I got in from ASHA about an hour ago! Wish I could have stayed for the final day . . . what a great conference filled with so many people committed to supporting the health and wellness of students. Conferences are such an amazing opportunity to learn from each other, network and to get reinvigorated about the work we are doing.
Holly and I had the opportunity to facilitate a pre-conference workshop, “All About Those Skills”, on Thursday and to do a brief presentation about skill development today! We know our post is two days late (sorry) but we thought it would be great to share some of the ideas (and hopefully excitement) about SKILLS.
During the two days that we were at the conference, Holly and I kept commenting on how excited and (we admit) pleasantly surprised about the buzz around skills-based health education. There are SO MANY people who are getting onboard and who are enthusiastic and committed to enhancing their current skills-based practice or to make the shift. At our pre-conference workshop we had health educators, but we also had people from community based health programs, from Departments of Education and some school nurses and school staff – it was an amazing group that represented many of the stakeholders involved in educating and support our youth.
There were many awesome ideas discussed and shared, but here are some highlights:
- At the end of the day, health education aims to help students ACT in order to support or enhance their health. Think of the verbs: avoid, engage, increase, decrease, enhance, maintain, access . . . these are just some of actions we want our students to be able to take. No matter how you look at it, health education is about ACTION – what students can DO!
- Determining functional information can be difficult but we found that even when looking at different topic areas (avoiding alcohol and e-cigarettes, decreasing stress and increasing physical activity) there were themes that emerged in all of these areas: consequences, effects (short- and long-term, positive and negative), relevance, barriers and resources. Maybe we are on to something . . .
- There are many data sources that we can use to help inform our decisions about our curriculum. The pictures included here show the groups hard at work and their brainstorm about data sources.
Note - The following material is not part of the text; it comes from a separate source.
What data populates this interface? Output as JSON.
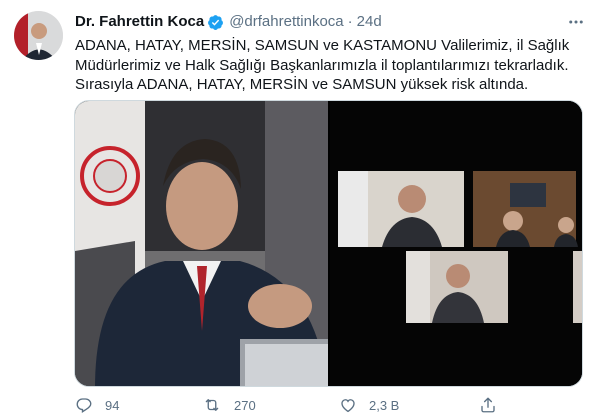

- Participatory methods requires balancing student engagement with off-task behavior as well as finding methods to support active participation (i.e. how to avoid the crickets we often hear when we try large group discussions). This is not easy! Fostering a positive learning environment is critical for success in a skills-based approach. We included a picture below of some of the ideas the group came up with to support a positive learning environment and participatory teaching/learning.
- We hope that the “powers that be” will get on board and move toward proficiency based assessment and evaluation for students (yes – as we have been doing in health education). We discussed the challenges of assessment especially in systems that haven’t embraced standards- or proficiency-based assessments.
- People are ready to take action and make positive changes – whether it was bringing information back to help shape new frameworks or enhancing practice in their classrooms – Holly and I were inspired by the many ways people are planning to affect change.
Attending ASHA reminded me that there are so many of us out there “fighting the fight” and there is no end to what we can accomplish – especially when we support and encourage each other.
THANK YOU for all that you do! And thank you to ASHA for a great conference – looking forward to next year.
Along with the pictures, we are including PDF versions of our PPT presentations. We hope you find these resources useful.